Par Frédérique Siccard

PROFESSION : CONCEPTRICE DE LUMIÈRE

Spécialiste de l’éclairage, urbaniste du jour et de la nuit, le bureau liégeois Radiance 35 pose sur les villes un regard à la fois technique et artistique. Rencontre avec Isabelle Corten, architecte et urbaniste, fondatrice et directrice. Lumineuse, naturellement.

 

Mise en lumière du tunnel de la Porte de Hal à Bruxelles (2019)
Le concept est une mise en valeur des séquences graphiques implantées le long du tunnel. Deux « strates » composent la mise en lumière : le « fond » avec un éclairage dans une tonalité cyan pour illuminer le graphisme et faire ressortir les séquences artistiques, et les « accents » représentés par des coups de projecteurs bleu et magenta pour donner vie aux dessins et au tunnel.

«Comme la plupart de mes collègues, je suis arrivée à ma spécialisation un peu par hasard, en travaillant dans un bureau d’architecture bruxellois qui comptait une section urbanisme. Mon premier plan lumière, j’ai eu la chance de le créer avec un maître en la matière : Roger Narboni, de l’agence française Concepto. Ce premier essai m’a profondément intéressée », se souvient Isabelle Corten.

Lorsqu’elle fonde sa propre agence, en 2001, l’architecte réfléchit encore l’espace public diurne et nocturne. Mais quand le bureau « Isabelle Corten urbaniste lumière » devient Radiance 35, en 2010, les projets concernent de plus en plus la nuit. « Un écosystème qui m’intéresse et me passionne, au même titre que la ville, dont j’aime la dimension plurielle. La nuit a beaucoup de significations, presque symboliques : l’interdit, la peur, l’émerveillement, la découverte des étoiles, la faune aussi… Dans les villes, la question qui revient le plus souvent est pourtant celle d’un sentiment d’insécurité. Les réponses sont complexes et la lumière n’est pas la seule. Mais nous nous efforçons d’en apporter une, d’écouter, de dialoguer, de rassurer et de répondre aux craintes d’une manière ou d’une autre. »

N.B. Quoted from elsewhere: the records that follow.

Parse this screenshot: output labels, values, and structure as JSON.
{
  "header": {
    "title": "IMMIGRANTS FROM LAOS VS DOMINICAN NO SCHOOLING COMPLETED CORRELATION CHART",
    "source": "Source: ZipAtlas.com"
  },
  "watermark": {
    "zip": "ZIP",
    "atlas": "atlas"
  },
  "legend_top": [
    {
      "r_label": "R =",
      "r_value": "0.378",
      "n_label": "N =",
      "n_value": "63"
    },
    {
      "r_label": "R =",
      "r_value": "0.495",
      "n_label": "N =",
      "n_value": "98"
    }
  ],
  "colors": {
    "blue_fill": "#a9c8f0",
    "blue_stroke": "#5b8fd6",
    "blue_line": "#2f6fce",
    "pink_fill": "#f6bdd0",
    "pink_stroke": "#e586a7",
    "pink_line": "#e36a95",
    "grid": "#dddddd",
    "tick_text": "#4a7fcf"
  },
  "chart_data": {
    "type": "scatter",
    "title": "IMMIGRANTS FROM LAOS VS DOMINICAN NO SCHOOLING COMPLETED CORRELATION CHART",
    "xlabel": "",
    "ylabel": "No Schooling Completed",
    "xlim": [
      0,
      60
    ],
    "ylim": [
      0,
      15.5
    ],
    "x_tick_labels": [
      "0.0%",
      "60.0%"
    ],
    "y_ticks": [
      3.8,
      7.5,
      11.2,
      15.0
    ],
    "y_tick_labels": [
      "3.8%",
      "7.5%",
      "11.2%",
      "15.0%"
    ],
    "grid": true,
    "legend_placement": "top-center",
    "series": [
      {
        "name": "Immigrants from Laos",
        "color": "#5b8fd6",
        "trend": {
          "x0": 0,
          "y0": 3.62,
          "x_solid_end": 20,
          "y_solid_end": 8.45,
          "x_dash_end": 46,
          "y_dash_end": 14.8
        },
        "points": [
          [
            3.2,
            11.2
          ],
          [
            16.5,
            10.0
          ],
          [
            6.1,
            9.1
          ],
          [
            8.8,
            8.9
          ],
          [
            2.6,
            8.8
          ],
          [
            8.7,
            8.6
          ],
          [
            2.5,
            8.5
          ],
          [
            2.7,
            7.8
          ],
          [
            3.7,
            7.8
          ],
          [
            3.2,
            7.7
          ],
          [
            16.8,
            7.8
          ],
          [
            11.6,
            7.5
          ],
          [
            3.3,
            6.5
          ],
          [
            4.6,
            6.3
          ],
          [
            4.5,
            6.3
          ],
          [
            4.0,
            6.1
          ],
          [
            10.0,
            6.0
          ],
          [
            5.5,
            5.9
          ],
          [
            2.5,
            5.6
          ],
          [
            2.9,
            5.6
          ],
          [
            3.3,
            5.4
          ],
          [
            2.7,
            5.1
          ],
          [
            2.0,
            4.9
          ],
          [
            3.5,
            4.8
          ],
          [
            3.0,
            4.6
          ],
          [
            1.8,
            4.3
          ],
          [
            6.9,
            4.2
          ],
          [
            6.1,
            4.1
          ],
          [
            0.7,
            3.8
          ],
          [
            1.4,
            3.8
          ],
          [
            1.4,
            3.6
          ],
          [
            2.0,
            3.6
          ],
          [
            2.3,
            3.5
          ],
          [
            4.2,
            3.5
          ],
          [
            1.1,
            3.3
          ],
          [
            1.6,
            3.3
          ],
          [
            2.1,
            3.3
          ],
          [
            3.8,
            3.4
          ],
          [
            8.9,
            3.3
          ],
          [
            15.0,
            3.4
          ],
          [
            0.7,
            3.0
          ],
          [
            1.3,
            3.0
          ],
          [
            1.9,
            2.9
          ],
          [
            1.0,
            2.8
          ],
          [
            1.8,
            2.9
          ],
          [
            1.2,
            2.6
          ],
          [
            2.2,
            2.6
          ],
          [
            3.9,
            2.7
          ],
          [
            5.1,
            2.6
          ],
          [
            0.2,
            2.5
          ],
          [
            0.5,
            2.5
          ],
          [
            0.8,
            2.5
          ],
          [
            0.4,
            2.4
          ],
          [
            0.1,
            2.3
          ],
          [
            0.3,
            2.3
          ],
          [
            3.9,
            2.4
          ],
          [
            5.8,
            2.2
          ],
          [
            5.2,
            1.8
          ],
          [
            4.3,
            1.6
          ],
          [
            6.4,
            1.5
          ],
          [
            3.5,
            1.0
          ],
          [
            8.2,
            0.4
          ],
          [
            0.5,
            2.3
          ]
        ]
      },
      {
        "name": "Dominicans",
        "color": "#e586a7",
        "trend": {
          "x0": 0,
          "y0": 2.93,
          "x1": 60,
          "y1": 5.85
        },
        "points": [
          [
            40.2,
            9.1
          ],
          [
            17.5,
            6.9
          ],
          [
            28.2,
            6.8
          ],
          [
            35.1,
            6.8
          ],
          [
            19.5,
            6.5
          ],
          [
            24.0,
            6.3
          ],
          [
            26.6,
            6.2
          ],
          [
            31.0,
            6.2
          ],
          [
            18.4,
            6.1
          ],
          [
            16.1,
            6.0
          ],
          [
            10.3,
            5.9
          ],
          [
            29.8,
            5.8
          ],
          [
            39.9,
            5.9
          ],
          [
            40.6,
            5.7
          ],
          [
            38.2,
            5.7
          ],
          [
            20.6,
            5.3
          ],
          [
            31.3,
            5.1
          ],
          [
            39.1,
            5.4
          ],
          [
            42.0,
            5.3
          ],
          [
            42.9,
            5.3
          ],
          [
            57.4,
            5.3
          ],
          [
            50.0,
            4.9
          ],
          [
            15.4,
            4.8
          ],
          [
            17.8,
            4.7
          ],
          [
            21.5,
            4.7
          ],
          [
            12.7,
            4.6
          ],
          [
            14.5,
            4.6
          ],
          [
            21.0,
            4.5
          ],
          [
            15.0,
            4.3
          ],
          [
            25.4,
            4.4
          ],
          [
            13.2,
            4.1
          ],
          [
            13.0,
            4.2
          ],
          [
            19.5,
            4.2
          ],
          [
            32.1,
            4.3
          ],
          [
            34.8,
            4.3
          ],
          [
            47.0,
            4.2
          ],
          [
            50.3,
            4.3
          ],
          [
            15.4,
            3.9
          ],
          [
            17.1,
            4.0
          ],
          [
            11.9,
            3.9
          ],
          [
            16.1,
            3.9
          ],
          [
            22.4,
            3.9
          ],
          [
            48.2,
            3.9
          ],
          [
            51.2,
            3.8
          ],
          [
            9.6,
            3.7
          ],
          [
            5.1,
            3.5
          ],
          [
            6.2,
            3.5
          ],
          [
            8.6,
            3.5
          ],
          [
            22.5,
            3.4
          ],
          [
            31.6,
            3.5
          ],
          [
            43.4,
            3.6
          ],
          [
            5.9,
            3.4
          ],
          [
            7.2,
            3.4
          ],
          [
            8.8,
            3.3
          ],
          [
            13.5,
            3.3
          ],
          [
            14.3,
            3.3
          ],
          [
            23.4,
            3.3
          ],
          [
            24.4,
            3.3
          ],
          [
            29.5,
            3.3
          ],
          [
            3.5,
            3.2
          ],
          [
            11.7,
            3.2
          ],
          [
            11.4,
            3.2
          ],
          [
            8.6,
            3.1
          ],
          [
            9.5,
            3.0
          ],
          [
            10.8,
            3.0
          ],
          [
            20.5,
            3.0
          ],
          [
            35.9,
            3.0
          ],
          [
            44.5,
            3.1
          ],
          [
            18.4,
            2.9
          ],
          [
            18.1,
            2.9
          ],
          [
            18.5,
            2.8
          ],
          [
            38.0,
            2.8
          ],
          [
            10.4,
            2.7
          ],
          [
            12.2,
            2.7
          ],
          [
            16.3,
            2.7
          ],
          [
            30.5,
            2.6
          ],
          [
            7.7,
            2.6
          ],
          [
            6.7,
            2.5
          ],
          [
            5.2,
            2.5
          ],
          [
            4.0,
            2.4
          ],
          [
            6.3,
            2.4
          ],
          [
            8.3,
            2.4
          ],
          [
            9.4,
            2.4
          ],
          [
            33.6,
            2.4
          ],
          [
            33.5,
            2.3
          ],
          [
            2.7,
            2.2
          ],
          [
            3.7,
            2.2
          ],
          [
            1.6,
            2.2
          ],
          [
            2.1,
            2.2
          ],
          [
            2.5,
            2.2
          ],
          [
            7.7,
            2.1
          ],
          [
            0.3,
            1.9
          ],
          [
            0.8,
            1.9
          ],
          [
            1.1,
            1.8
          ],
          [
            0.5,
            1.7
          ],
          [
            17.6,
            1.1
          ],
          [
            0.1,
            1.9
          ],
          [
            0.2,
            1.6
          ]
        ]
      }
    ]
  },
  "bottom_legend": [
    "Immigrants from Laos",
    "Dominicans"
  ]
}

Un rôle économique, écologique et social

Réfléchir à la nuit, c’est aussi s’efforcer de la préserver. « Ce postulat guide également notre réflexion. Nous avons une responsabilité par rapport au monde futur et il ne s’agit plus, en 2021, de l’évacuer d’un revers de la main », estime Isabelle Corten. « Le développement durable repose sur trois piliers : l’économie, l’écologie et la vie sociale. Si le premier est encore très présent, nous devons être conscients de la balance entre les deux derniers, en fonction des lieux et des moments de la nuit. Ainsi, dans un espace public où il y a peu d’éléments à mettre en lumière, mais où il est important pour la cohésion sociale de pouvoir s’orienter, on pourra choisir d’illuminer un arbre, par exemple. Mais, par ailleurs, nous avons fait le choix de ne pas éclairer une partie du fort de Huy, parce qu’une colonie de chauves-souris y loge. »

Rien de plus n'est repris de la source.